Pump guns at the lower end of the price spectrum require several strokes to charge between shots, making quick follow-ups difficult. Some do allow multiple shots from a single charge, but they suffer from a moving point of impact as the pressure is bled off. None of the multi-stroke rifles are known to be particularly accurate.
Alternatively, you can opt for a single-stroke rifle, though the trade-off is reduced power. They are, however, extremely accurate and are often found on high-end target guns, where their consistency and accuracy are revered.
Precharged pneumatics, generally referred to as PCP airguns, take compressed air rifles to another level. They’re typically filled from an external source, most often a scuba tank or similar, although reliable hand pumps resembling a standard bicycle pump are also available.
These air rifles have the distinct advantage of allowing multiple shots in succession, often up to 25 or 30 before requiring a recharge. They also typically produce higher velocities than other air rifles, pushing pellets to as much as 1,200 fps, making them the choice for serious airgun hunters.

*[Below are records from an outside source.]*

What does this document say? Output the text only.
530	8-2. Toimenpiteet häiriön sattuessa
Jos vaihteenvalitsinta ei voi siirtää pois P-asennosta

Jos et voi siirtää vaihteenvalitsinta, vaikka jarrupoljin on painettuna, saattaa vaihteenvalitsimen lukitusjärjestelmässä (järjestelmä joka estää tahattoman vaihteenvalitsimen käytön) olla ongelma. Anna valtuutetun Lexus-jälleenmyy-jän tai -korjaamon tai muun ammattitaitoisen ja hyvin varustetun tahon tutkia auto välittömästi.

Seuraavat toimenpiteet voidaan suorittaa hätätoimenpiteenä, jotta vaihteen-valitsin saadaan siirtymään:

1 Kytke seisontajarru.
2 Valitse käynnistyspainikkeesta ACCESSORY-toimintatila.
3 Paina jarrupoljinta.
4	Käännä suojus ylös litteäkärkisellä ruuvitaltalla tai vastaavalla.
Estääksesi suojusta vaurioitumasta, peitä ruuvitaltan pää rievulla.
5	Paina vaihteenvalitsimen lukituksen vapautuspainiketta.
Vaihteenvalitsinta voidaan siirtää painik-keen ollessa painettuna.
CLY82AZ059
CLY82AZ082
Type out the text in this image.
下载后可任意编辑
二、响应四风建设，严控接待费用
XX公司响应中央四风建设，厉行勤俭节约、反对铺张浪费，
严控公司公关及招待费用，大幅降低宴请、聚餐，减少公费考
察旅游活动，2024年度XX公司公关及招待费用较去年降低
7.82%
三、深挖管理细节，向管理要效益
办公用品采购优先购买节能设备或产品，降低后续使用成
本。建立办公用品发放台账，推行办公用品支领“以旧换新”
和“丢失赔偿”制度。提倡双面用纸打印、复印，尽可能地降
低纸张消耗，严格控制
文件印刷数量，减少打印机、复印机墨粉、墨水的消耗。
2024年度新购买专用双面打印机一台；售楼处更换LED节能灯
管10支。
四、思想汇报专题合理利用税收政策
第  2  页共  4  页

In the end, it’s the growing application for hunting that’s driven much of the evolution in airguns. When we were kids, our air rifles fired .177-calibre pellets; the increased energy and killing potential of the .22-calibre pellets in modern air rifles make them suitable for hunting small game. I don’t suspect many of us will ever hunt bison with an air-powered firearm, but the many options in today’s airguns have most certainly created new possibilities.
Be aware that airguns exceeding 500 fps are regulated under Canada’s firearms law, meaning a PAL is required to purchase and possess them. It also means you must also follow the regulations governing storage. If you’re buying a starter gun for a youngster, therefore, choose an air rifle with a velocity of less than 500 fps.